У русских пилигримов наверняка были те же проблемы, что и у их собратьев на Западе. Ища прямую дорогу в Святую землю, они тысячами должны были скапливаться на юге, у моря. Европейские шли в Венецию, Геную, а наши, тут не промахнешься, держали курс на черноморские порты. По стране, говорил приятель, твои детишки, судя по всему, двигались, как пожар, сегодня — есть, а завтра уже никого, а здесь, пока найдешь корабль, пока договоришься с капитаном, могут пройти недели — газетчики такое не пропускают. Причем, в отличие от архива, с прессой не запаришься. Любая интересная новость на первой полосе, да еще под хорошей шапкой. Совет получился дельный, и то, что я в итоге нашел, с лихвой перекрыло прежние неудачи.

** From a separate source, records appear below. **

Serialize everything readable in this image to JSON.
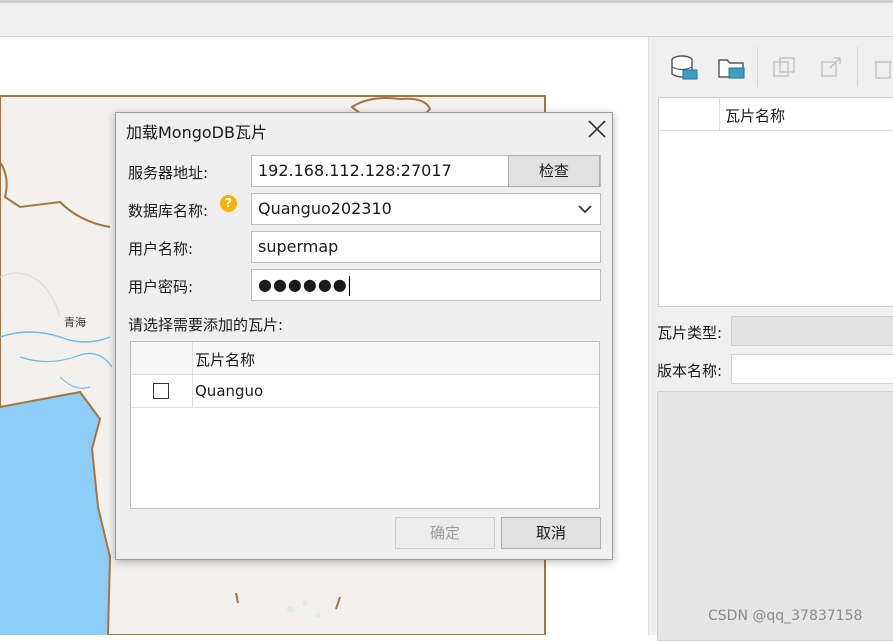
{
  "dialog": {
    "title": "加载MongoDB瓦片",
    "server_label": "服务器地址:",
    "server_value": "192.168.112.128:27017",
    "check_label": "检查",
    "db_label": "数据库名称:",
    "db_value": "Quanguo202310",
    "user_label": "用户名称:",
    "user_value": "supermap",
    "password_label": "用户密码:",
    "password_value": "●●●●●●",
    "select_prompt": "请选择需要添加的瓦片:",
    "grid": {
      "header": "瓦片名称",
      "rows": [
        {
          "name": "Quanguo",
          "checked": false
        }
      ]
    },
    "ok_label": "确定",
    "cancel_label": "取消"
  },
  "map": {
    "label": "青海"
  },
  "right_panel": {
    "grid_header": "瓦片名称",
    "tile_type_label": "瓦片类型:",
    "version_label": "版本名称:"
  },
  "watermark": "CSDN @qq_37837158",
  "colors": {
    "water": "#8ecdf7",
    "land": "#f2f1ee",
    "border": "#a8743e",
    "river": "#6bb8ea"
  }
}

В девяносто шестом — девяносто восьмом годах, обычно зимой, я не спеша объезжал один черноморский город за другим: Одесса, Николаев, дальше — Ялта, Феодосия, Керчь, потом, после Крыма, — Бердянск, Таганрог, Новороссийск, Туапсе. Наконец, Закавказье: Сочи, Сухуми, Поти, Батуми. Что-нибудь да находилось везде. За год я обычно успевал побывать в четырех-пяти городах и из каждого привозил по пачке выписок. Любопытных историй было много, но здесь перескажу одну, и то потому, что среди действующих в ней лиц оказался отец Никодим. Дело происходило с девятнадцатого по двадцать третье мая двадцать третьего года в Таганроге. Но газета “Азовский вестник” не унялась, и когда все закончилось. В наказание “Вестник” на месяц вообще был закрыт. Выпуск от первого июля того же года поздравляет читателей с возобновлением издания.
Если попытаться восстановить таганрогские события день за днем, получится примерно такая картина. В городе большой, почти на триста душ, интернат для беспризорников, официальное его название Коммуна № 1. Размещается Коммуна в самом центре, недалеко от набережной, в особняке бывшего уездного дворянского собрания. Здание довольно велико и с пристройками занимает целый квартал. Среди прочего, его знают по колоннам и мраморным львам у парадного подъезда.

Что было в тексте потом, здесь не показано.